Sales fell short of expectations due to the impact of a major accident and work stoppages. Operating profit included a reversal of 110 billion KRW from contract price changes for Qatar’s offshore project, the NOC Fixed Platform (FP), but reflected a 140 billion KRW increase in offshore order volume and social unit price hikes, as well as a 30 billion KRW recurring loss due to fixed cost burdens. Dongheon Lee, a researcher at Shinhan Financial Investment, said, “Excluding one-off items, the company is close to the break-even point, and if costs rise in the future, it will be offset by increased sales.”
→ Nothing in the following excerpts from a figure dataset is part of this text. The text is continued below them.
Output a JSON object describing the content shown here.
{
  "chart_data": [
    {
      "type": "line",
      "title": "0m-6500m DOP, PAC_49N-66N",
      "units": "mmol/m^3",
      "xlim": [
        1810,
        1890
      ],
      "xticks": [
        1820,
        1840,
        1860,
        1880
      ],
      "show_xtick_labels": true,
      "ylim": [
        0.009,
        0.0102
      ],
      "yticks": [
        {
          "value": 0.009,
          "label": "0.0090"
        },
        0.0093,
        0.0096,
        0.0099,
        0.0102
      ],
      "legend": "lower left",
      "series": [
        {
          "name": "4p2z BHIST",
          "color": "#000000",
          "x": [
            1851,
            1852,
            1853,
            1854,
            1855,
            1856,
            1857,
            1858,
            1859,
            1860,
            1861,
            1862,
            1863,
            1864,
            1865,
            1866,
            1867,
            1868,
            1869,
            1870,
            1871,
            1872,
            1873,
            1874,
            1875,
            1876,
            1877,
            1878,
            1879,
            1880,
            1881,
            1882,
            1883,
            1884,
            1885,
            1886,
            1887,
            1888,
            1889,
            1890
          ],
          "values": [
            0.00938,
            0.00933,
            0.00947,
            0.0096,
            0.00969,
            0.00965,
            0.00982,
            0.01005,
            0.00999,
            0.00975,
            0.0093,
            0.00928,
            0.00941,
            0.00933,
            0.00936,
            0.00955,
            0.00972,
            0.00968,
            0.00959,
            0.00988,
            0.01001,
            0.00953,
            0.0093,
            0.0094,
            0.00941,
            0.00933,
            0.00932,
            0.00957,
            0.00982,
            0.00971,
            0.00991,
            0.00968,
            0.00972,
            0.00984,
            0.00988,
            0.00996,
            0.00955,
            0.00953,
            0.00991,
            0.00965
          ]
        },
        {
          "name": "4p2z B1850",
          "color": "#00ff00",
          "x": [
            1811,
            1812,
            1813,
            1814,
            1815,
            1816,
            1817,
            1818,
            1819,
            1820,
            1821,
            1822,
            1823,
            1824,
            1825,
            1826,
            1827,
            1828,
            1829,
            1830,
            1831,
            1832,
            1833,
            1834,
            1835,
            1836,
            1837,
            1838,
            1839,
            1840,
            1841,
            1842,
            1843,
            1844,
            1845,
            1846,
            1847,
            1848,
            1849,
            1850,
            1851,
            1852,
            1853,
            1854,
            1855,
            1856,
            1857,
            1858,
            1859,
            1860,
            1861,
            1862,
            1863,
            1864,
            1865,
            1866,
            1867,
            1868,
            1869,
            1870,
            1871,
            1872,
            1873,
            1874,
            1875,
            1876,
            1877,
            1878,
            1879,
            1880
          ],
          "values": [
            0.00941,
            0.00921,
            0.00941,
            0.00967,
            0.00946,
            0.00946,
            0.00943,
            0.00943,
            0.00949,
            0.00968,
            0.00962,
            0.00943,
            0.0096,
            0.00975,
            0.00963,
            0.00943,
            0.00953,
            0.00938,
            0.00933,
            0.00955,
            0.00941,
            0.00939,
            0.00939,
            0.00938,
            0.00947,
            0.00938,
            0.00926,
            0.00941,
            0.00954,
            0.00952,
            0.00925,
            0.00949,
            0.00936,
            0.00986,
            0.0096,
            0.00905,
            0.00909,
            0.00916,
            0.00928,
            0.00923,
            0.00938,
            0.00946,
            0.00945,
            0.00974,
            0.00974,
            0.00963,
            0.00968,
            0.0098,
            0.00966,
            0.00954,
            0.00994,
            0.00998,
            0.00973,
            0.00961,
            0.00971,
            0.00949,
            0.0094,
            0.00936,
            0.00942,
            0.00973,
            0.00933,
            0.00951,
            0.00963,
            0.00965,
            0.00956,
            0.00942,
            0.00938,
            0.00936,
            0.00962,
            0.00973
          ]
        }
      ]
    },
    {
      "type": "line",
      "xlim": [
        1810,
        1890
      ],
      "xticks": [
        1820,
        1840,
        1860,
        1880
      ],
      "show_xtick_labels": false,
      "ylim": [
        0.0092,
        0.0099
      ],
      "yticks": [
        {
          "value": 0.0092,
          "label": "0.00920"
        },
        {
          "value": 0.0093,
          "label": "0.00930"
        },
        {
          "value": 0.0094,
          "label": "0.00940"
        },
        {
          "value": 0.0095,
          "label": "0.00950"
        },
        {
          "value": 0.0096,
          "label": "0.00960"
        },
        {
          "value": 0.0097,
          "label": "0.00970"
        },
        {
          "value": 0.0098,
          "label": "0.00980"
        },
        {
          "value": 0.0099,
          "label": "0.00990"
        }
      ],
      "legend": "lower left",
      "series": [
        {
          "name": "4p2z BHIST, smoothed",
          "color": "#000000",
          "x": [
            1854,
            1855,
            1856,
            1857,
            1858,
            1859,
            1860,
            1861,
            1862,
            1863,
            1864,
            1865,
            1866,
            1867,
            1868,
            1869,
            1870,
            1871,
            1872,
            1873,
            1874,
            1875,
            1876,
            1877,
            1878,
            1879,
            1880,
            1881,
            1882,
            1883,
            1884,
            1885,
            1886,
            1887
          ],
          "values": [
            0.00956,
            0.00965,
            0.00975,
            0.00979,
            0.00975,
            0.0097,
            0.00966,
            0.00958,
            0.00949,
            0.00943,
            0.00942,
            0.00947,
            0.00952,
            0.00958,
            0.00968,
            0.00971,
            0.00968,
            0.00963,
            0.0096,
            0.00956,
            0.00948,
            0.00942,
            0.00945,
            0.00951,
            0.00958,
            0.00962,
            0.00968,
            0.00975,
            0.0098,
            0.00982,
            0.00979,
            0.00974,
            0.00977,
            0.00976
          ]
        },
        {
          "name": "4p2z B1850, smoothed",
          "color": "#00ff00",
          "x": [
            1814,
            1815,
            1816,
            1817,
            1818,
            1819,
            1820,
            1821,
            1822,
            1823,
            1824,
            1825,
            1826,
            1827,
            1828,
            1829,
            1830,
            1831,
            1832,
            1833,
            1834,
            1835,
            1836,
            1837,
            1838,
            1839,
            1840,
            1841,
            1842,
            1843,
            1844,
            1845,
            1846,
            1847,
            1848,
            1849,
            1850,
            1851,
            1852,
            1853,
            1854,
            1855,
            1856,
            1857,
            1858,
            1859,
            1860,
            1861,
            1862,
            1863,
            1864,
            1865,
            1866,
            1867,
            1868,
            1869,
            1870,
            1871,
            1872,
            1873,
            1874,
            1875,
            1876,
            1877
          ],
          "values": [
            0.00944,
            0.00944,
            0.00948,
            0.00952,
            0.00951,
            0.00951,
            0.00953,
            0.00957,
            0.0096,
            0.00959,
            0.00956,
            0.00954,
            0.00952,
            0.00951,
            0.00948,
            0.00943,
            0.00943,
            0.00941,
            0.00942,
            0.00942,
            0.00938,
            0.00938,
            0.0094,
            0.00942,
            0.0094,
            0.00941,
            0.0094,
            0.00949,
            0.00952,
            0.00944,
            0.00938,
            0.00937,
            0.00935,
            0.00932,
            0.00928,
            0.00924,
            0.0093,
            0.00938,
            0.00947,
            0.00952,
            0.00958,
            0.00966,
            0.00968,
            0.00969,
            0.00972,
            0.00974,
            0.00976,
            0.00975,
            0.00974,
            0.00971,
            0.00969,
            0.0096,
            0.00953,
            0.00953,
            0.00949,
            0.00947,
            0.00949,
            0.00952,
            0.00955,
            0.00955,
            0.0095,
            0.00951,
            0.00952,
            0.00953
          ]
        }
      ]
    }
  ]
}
The company’s order backlog is solid. With orders of 10.8 billion USD and 10.5 billion USD in 2021 and 2022 respectively, the backlog has increased to 30.3 billion USD. This represents 3.5 years of work volume, and with a full order book, the company still holds an advantage in price negotiations.


Performance is also expected to improve. The social unit price has been raised, and workforce acquisition is increasing through foreign labor. The impact of conservative advance reflection on heavy plates is expected to be minimal. Researcher Lee said, “Although performance improvement is slow, the turnaround to profitability is near. Orders this year are limited to 1 billion USD, but will accelerate in the second half following the Hanwha Group acquisition.”



The Hanwha Group acquisition is expected to be finalized at an extraordinary shareholders’ meeting on the 23rd. Approval from the Fair Trade Commission has been completed. Regarding the integration of defense affiliates, a mid- to long-term vision announcement may be made. After the acquisition, various business expansions are expected in energy and defense sectors. Lee forecasted, “The HSD Engine acquisition schedule is flexible, and upon completion, it will become a growth engine through cooperation in new technology development.”


This content was produced with the assistance of AI translation services.